= Dominion (poem) =

"Dominion" is a 1938 poem by the New Zealand writer A. R. D. Fairburn. It covers New Zealand and its national identity, in relation to its colonial history, political and economic realities, spirituality and nature. The tone alternates between satirical, tender and hopeful. It is divided into five major parts—"Utopia", "Album Leaves", "Elements", "Dialogue" and "Struggle in a Mirror"—with several further subsections.

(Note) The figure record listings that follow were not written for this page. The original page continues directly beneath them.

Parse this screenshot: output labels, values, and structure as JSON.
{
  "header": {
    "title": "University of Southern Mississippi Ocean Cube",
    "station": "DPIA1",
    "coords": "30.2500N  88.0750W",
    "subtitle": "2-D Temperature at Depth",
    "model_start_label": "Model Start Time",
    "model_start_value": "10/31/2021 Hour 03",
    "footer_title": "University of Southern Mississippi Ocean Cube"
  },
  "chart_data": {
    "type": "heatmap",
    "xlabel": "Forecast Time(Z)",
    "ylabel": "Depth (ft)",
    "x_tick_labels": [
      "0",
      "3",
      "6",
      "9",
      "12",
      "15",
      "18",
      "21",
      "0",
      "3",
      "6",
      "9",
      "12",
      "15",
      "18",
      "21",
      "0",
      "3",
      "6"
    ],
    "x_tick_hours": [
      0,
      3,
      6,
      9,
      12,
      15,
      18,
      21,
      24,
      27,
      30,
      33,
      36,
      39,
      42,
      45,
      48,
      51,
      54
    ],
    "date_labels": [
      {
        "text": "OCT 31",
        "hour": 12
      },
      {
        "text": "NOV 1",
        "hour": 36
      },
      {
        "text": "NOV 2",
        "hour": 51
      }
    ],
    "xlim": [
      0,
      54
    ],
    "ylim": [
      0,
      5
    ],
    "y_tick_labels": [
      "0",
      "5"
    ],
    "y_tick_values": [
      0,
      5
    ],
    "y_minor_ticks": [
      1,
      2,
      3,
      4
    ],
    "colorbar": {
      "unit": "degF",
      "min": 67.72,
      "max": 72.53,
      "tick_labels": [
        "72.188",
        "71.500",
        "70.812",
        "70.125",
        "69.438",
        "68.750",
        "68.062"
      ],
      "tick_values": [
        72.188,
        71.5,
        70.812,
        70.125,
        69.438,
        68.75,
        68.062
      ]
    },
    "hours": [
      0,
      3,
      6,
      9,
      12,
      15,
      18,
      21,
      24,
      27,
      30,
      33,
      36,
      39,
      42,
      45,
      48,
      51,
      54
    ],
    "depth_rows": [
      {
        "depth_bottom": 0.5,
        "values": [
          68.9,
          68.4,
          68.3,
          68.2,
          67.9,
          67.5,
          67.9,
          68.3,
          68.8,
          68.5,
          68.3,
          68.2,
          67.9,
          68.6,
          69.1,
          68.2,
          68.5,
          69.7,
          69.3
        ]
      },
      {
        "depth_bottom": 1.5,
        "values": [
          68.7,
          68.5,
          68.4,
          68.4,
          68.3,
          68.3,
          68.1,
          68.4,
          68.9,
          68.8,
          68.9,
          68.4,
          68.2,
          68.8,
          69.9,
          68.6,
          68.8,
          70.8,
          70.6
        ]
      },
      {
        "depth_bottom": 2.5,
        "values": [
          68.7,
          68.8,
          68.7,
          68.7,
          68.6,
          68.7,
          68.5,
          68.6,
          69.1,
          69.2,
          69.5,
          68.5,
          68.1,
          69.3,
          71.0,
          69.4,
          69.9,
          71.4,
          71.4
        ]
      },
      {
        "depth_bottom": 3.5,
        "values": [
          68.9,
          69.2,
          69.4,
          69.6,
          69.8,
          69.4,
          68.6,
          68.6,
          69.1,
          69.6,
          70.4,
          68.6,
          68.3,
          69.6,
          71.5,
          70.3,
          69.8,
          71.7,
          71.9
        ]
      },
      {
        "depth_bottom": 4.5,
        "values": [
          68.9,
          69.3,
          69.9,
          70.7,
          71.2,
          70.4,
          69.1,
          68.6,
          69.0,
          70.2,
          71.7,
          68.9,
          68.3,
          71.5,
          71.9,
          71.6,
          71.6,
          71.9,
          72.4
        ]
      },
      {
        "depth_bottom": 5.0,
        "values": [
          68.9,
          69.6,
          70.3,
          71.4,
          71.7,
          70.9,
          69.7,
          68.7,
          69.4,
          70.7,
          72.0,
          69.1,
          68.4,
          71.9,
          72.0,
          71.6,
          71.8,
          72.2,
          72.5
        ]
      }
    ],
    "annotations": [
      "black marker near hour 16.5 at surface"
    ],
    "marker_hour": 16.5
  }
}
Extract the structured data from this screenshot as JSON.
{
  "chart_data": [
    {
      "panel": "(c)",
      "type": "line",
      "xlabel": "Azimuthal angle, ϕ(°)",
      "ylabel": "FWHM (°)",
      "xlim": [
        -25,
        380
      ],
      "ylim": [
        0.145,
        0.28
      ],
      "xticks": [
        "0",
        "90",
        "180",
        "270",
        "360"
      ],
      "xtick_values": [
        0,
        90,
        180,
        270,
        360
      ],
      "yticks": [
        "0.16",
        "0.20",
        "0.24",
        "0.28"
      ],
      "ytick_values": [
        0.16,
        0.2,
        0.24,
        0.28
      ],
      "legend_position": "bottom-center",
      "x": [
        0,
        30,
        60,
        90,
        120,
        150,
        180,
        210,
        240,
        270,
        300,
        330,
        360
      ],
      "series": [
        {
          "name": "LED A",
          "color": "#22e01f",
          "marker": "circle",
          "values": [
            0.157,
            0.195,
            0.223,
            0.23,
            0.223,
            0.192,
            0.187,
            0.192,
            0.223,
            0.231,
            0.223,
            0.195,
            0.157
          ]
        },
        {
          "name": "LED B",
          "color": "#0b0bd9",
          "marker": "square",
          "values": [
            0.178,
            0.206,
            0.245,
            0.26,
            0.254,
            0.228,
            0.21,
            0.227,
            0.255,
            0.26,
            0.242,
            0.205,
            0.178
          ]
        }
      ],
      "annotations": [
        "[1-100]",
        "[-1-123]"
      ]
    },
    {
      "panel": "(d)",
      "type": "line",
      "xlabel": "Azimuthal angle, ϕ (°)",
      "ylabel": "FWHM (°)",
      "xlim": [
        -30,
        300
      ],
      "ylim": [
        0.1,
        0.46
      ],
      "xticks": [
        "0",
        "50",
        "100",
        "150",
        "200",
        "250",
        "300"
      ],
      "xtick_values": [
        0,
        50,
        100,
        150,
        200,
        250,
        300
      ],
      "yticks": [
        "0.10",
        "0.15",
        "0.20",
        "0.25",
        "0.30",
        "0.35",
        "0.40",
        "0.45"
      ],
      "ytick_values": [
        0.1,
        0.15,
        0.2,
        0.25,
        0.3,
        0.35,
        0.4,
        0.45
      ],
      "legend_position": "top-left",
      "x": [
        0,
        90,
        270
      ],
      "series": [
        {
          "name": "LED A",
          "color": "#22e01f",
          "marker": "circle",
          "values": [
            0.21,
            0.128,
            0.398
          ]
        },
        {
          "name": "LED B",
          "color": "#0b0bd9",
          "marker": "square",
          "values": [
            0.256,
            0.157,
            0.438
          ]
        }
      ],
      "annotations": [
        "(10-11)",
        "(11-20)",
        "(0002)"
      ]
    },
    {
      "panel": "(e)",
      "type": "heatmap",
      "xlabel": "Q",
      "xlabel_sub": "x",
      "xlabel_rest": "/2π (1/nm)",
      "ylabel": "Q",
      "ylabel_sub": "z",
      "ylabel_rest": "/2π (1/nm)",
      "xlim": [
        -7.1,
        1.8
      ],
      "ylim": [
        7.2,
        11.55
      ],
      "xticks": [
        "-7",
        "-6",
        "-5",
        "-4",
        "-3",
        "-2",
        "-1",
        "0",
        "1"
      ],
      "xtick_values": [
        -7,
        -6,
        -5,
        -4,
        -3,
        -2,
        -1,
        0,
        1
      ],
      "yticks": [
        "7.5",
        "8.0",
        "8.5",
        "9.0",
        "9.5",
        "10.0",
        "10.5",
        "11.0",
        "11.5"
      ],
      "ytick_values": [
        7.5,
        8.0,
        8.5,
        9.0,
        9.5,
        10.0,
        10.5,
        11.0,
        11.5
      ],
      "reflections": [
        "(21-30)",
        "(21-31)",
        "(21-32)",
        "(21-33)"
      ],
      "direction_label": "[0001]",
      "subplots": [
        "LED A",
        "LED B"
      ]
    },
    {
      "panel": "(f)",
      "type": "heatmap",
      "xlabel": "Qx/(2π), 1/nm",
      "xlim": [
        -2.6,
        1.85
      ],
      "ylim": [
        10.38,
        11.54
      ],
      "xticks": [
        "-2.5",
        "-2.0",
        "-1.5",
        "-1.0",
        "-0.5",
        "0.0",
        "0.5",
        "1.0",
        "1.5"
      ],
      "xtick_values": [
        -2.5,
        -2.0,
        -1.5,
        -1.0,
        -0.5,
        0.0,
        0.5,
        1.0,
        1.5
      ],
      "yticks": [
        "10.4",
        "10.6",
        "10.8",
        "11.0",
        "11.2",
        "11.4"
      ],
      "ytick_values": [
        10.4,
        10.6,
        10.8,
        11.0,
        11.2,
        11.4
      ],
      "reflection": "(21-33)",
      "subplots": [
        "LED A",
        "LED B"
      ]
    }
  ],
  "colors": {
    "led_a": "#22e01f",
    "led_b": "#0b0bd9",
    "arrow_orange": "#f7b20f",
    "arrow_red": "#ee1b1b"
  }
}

It was published separately in 1938 and republished in 1952 in Three Poems, together with "The Voyage" and "To a Friend in the Wilderness".

==Reception==
Marjorie J. Van Buren wrote in a 1964 Master of Arts thesis from the Kansas State University that "Fairburn's most extended criticism of New Zealand comes in Dominion, a long and rather uneven work", and that "in Dominion, as throughout his work, Fairburn shows his critical concern for the morality of his nation and his world and his stubborn faith in the eventual triumph—over complacency, greed, and fear—of man's hope in 'the promised good' which 'yet lives in us like a taper in the mouth of a snow-man,/our sole heritage of warmth and life'".

Fairburn's biographer Denys Trussell has called Dominion "arguably the most important political poem written in New Zealand".